The fake figurines were fired in a modern kiln instead of under the sun
The clay tablets had illegible cuneiform inscriptions on them

The freight was sent from Bahrain and bound for a UK address. Inside, a collection of clay tablets, figurines, cylinder seals, and animal-shaped pots were uncovered. As many as 190 tablets were also packaged inside.

However, experts in the Department of the Middle East at the British Museum have since classified the entire ‘trove’ as forgeries.

The collection of fakes will now be used by the museum for training purposes, though some will go on display for a brief time when the British Museum reopens.

‘These seizures confirm an emerging trend: capitalizing on interest in the purchase of antiquities, unscrupulous traders are faking Middle Eastern objects for sale,’ said John Simpson, curator at the British Museum.

Suspicions were first raised about the collection seized by Border Force by the Department of the Middle East.

The team said the collection appeared ‘to represent an almost complete range of basic items known from ancient Mesopotamia,’ according to a Press Association report.

The haul was seized at Heathrow Airport and British Museum experts examined the articles

Specifically, the collection included cushion-shaped school texts to be held in one hand and written on one side.

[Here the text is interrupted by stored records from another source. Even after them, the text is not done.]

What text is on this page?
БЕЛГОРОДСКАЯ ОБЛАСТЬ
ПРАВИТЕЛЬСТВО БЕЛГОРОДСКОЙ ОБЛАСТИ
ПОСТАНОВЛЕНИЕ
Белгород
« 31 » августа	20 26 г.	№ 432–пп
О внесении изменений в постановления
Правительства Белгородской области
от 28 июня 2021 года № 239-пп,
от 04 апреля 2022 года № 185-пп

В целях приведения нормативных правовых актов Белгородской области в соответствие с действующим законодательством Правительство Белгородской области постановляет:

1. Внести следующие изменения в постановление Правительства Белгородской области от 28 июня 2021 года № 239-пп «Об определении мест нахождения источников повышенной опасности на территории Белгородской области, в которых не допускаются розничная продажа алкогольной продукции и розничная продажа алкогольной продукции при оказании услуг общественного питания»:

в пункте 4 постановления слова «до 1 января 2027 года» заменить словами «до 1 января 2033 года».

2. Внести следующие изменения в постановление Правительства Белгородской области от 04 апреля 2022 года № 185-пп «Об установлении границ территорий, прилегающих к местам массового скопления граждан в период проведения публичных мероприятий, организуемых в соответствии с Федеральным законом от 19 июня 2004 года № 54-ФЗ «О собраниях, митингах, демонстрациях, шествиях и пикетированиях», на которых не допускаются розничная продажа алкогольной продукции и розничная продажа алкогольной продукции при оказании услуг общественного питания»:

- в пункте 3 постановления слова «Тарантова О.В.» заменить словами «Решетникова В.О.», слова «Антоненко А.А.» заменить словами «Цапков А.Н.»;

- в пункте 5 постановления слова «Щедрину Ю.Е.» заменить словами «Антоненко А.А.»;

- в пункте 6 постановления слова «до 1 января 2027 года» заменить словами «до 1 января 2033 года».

It also contained prisms and cylinders for burial as building inscriptions and administrative texts, votive mace-heads, and inscribed dedicatory wall cones.

There was also a royal inscription that mentioned the late Assyrian king Adadnirari.

They also found a mathematical tablet, and an inscribed amulet resembling a unique example dug up at the Assyrian capital of Nimrud.

However, the cuneiform inscriptions were found to be a jumble of signs which made no sense.

Museum experts also discovered the clay used in most items was of a similar type, impossible in genuine articles – and they had all been fired in a modern kiln, rather than authentically sun-dried.

The tablet dimensions also did not match the originals, a common forgery error when working from photographs.

‘These consignments confirm the importance of vigilance on the part of our law enforcement agencies and the role that museums need to play in the identification of these objects,’ said Simpson.